In Oberbayern brach der Wohnungsbau 2025 um fast ein Viertel ein. Im Vergleich zum Vorjahr wurden rund 5.300 weniger Wohnungen fertiggestellt. Dieser starke Rückgang folgt auf einen bereits früher verzeichneten Rückgang bei den Baugenehmigungen, der die aktuelle Entwicklung vorwegnahm.
Die Oberpfalz verzeichnete hingegen einen leichten Anstieg: Hier stieg die Zahl der Neubauten um 272 Wohnungen auf insgesamt 5.101 im Jahr 2025. Trotz dieses kleinen Zuwachses bleibt die Gesamtentwicklung in Südbayern jedoch besorgniserregend.
Besonders betroffen ist der Süden der Region, wo die Nachfrage das Angebot weiterhin bei Weitem übersteigt.

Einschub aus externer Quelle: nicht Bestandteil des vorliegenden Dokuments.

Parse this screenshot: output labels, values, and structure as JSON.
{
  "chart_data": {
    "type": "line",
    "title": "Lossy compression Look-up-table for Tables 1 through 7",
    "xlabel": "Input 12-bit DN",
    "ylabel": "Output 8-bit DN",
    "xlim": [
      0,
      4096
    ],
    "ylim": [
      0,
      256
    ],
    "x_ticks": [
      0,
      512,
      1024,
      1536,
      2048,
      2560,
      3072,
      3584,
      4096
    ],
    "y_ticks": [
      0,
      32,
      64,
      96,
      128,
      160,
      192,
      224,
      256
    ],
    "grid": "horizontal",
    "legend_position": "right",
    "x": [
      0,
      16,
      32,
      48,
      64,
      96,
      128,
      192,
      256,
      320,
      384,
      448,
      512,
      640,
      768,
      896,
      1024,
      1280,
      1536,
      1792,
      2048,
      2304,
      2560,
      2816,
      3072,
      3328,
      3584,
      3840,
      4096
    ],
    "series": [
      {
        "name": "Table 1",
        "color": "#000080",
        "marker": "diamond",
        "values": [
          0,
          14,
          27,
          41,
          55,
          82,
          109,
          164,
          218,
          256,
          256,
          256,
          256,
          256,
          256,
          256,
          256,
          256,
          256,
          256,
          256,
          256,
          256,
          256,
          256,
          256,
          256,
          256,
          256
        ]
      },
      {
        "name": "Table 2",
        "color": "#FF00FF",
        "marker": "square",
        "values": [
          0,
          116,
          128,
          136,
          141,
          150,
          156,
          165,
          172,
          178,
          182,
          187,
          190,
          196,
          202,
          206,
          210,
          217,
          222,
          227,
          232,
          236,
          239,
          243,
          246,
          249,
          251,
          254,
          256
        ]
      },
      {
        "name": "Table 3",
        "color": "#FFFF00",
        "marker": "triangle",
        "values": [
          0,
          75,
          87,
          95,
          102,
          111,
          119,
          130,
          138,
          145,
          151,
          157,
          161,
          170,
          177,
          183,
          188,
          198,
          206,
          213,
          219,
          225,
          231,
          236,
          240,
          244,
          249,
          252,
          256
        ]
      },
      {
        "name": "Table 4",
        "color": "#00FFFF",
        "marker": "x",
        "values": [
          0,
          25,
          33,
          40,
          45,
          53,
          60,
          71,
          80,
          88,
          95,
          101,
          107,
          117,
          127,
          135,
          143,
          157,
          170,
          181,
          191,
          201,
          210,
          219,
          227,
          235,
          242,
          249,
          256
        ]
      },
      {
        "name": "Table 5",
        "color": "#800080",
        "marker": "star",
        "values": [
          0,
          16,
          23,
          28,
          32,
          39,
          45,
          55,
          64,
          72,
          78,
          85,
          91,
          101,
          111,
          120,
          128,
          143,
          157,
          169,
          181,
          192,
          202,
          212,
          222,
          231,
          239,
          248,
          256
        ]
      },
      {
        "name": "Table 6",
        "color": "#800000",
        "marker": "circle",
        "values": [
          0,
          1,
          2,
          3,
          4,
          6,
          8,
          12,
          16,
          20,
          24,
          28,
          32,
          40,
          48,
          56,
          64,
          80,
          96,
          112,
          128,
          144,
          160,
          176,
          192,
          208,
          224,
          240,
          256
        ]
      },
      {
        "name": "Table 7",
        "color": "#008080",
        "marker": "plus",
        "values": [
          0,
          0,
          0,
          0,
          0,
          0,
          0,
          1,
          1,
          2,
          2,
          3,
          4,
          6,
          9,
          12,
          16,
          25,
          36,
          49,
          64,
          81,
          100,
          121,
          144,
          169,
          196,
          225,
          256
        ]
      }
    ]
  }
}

Experten hatten bereits gewarnt, dass sinkende Genehmigungszahlen zu weniger Wohnraum führen würden – die aktuellen Zahlen bestätigen diese Befürchtungen nun.
Der Rückgang bei den Neubauten verschärft die Wohnungsnot in Südbayern weiter. Da die Zahl der Baugenehmigungen bereits rückläufig ist, steht die Region vor der Herausforderung, die hohe Nachfrage mit deutlich weniger Neubauten zu decken. Am kritischsten ist die Lage in Oberbayern, wo der Wohnungsbau besonders stark eingebrochen ist.